# Courses for Health and Safety Officer



## Archieballs (6 Feb 2007)

Hey guys

I am currently in office work but really would love to change my career and become a Health and Safety Officer.  It is an area i have always had an interest in.  Just wonderning can anyone recommend courses or where i should start looking


----------



## dahamster (7 Feb 2007)

heres a link to all available: [broken link removed]
google is your friend!!


----------



## Meathman99 (7 Feb 2007)

also try www.iosh.org
Get some practical experience in the field that you want to be HS officer.  The role of a health safety officer in a highly regulated multi national will be different to that on a small building site


----------



## nelly (7 Feb 2007)

there are courses all over but you need to choose the right one - that suits you and your pocket!. You can do a 10 week course one night a week with NISO.http://www.niso.ie and this will give you an insight into the broad aspects  of the being the H&S Officer. - could turn you right off it and save you money and time
Progression is  usually via a longer course 2 year at night for diploma in HSWW in UCC & UCD & DCU. Other courses avaiable in Ireland require  you to study fulltime so they really only suit some folks.

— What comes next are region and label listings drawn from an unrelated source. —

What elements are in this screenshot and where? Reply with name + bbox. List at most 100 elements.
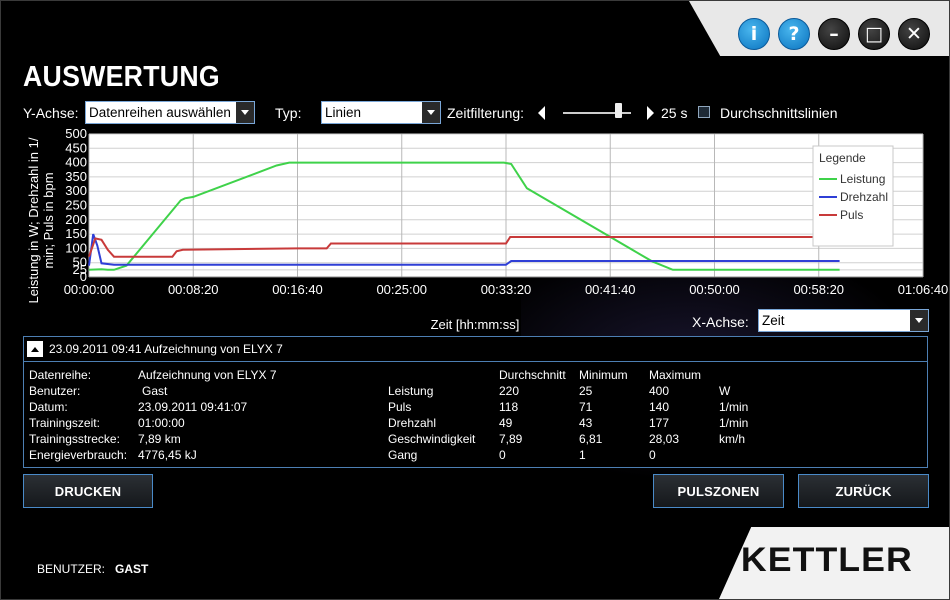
slider-decrease-icon[interactable] <box>538 106 545 120</box>
pulse-zones-button[interactable]: PULSZONEN <box>653 474 784 508</box>
x-axis-select[interactable]: Zeit <box>758 309 929 332</box>
stat-max: 140 <box>649 400 670 414</box>
y-axis-label: Y-Achse: <box>23 105 79 121</box>
info-icon[interactable]: i <box>738 18 770 50</box>
chevron-down-icon[interactable] <box>236 102 254 123</box>
session-title: 23.09.2011 09:41 Aufzeichnung von ELYX 7 <box>49 342 283 356</box>
type-label: Typ: <box>275 105 302 121</box>
slider-increase-icon[interactable] <box>647 106 654 120</box>
stat-unit: W <box>719 384 731 398</box>
x-axis-title: Zeit [hh:mm:ss] <box>431 317 520 332</box>
x-tick-label: 00:41:40 <box>585 282 636 297</box>
y-tick-label: 200 <box>65 212 87 227</box>
zeitfilter-slider[interactable] <box>563 112 631 114</box>
avg-lines-checkbox[interactable] <box>698 106 710 118</box>
detail-label: Trainingszeit: <box>29 416 100 430</box>
y-axis-title: Leistung in W; Drehzahl in 1/min; Puls i… <box>26 137 56 303</box>
session-panel-header[interactable]: 23.09.2011 09:41 Aufzeichnung von ELYX 7 <box>24 337 927 362</box>
maximize-icon[interactable]: □ <box>858 18 890 50</box>
detail-label: Datenreihe: <box>29 368 92 382</box>
detail-value: 01:00:00 <box>138 416 185 430</box>
zeitfilter-value: 25 s <box>661 105 688 121</box>
x-tick-label: 00:25:00 <box>376 282 427 297</box>
stat-min: 1 <box>579 448 586 462</box>
stat-min: 6,81 <box>579 432 603 446</box>
stat-avg: 7,89 <box>499 432 523 446</box>
user-status: BENUTZER: GAST <box>37 562 148 576</box>
chevron-down-icon[interactable] <box>910 310 928 331</box>
x-tick-label: 00:33:20 <box>481 282 532 297</box>
stat-label: Drehzahl <box>388 416 437 430</box>
stat-avg: 49 <box>499 416 513 430</box>
type-select-value: Linien <box>325 105 362 120</box>
series-line-puls <box>88 236 840 258</box>
stat-label: Geschwindigkeit <box>388 432 476 446</box>
page-title: AUSWERTUNG <box>23 61 220 93</box>
zeitfilter-slider-thumb[interactable] <box>615 103 622 118</box>
stats-header-max: Maximum <box>649 368 702 382</box>
y-tick-label: 100 <box>65 240 87 255</box>
session-panel: 23.09.2011 09:41 Aufzeichnung von ELYX 7… <box>23 336 928 468</box>
user-name: GAST <box>115 562 149 576</box>
series-line-leistung <box>88 161 840 271</box>
detail-value: 23.09.2011 09:41:07 <box>138 400 248 414</box>
stat-min: 25 <box>579 384 593 398</box>
brand-corner <box>719 527 949 599</box>
y-tick-label: 450 <box>65 140 87 155</box>
x-tick-label: 00:16:40 <box>272 282 323 297</box>
legend-title: Legende <box>819 151 866 165</box>
y-tick-label: 500 <box>65 126 87 141</box>
y-axis-select[interactable]: Datenreihen auswählen <box>85 101 255 124</box>
brand-logo: KETTLER <box>741 541 914 579</box>
x-axis-label: X-Achse: <box>692 314 749 330</box>
print-button[interactable]: DRUCKEN <box>23 474 153 508</box>
back-button[interactable]: ZURÜCK <box>798 474 929 508</box>
detail-label: Benutzer: <box>29 384 81 398</box>
avg-lines-label: Durchschnittslinien <box>720 105 838 121</box>
stats-header-min: Minimum <box>579 368 628 382</box>
x-tick-label: 01:06:40 <box>898 282 949 297</box>
stat-max: 0 <box>649 448 656 462</box>
detail-label: Energieverbrauch: <box>29 448 128 462</box>
stat-unit: km/h <box>719 432 746 446</box>
minimize-icon[interactable]: – <box>818 18 850 50</box>
detail-label: Trainingsstrecke: <box>29 432 120 446</box>
stat-label: Leistung <box>388 384 434 398</box>
y-tick-label: 50 <box>73 255 87 270</box>
user-label: BENUTZER: <box>37 562 106 576</box>
help-icon[interactable]: ? <box>778 18 810 50</box>
y-tick-label: 250 <box>65 198 87 213</box>
stat-max: 28,03 <box>649 432 680 446</box>
y-tick-label: 400 <box>65 155 87 170</box>
close-icon[interactable]: ✕ <box>898 18 930 50</box>
y-tick-label: 25 <box>73 262 87 277</box>
x-axis-select-value: Zeit <box>762 313 785 328</box>
y-tick-label: 350 <box>65 169 87 184</box>
stat-unit: 1/min <box>719 416 749 430</box>
stat-label: Gang <box>388 448 418 462</box>
stat-min: 71 <box>579 400 593 414</box>
y-tick-label: 300 <box>65 183 87 198</box>
chevron-down-icon[interactable] <box>422 102 440 123</box>
stat-avg: 118 <box>499 400 519 414</box>
x-tick-label: 00:58:20 <box>793 282 844 297</box>
stat-max: 177 <box>649 416 670 430</box>
legend-entry: Puls <box>840 208 863 222</box>
x-tick-label: 00:00:00 <box>64 282 115 297</box>
stats-header-avg: Durchschnitt <box>499 368 566 382</box>
stat-label: Puls <box>388 400 412 414</box>
type-select[interactable]: Linien <box>321 101 441 124</box>
stat-avg: 220 <box>499 384 520 398</box>
legend-entry: Drehzahl <box>840 190 888 204</box>
x-tick-label: 00:08:20 <box>168 282 219 297</box>
stat-avg: 0 <box>499 448 506 462</box>
detail-value: Gast <box>142 384 168 398</box>
legend-entry: Leistung <box>840 172 885 186</box>
detail-value: 4776,45 kJ <box>138 448 197 462</box>
stat-min: 43 <box>579 416 593 430</box>
collapse-icon[interactable] <box>27 341 43 357</box>
stat-max: 400 <box>649 384 670 398</box>
stat-unit: 1/min <box>719 400 749 414</box>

Doing the night courses allows you network while working in the area gaining experience - the qualification with no experience is not too employable. 
other websites are IOSH IRELAND [broken link removed] which is a spin off of http://www.iosh.co.uk/ the uk organisation.


----------



## mc79 (7 Feb 2007)

I know there is on in UCD, its part time,  I think you need to attend the college one morning a week, I dont know much more about it. But it might be worth looking into it you might be able to keep your office job at the same time as studying


----------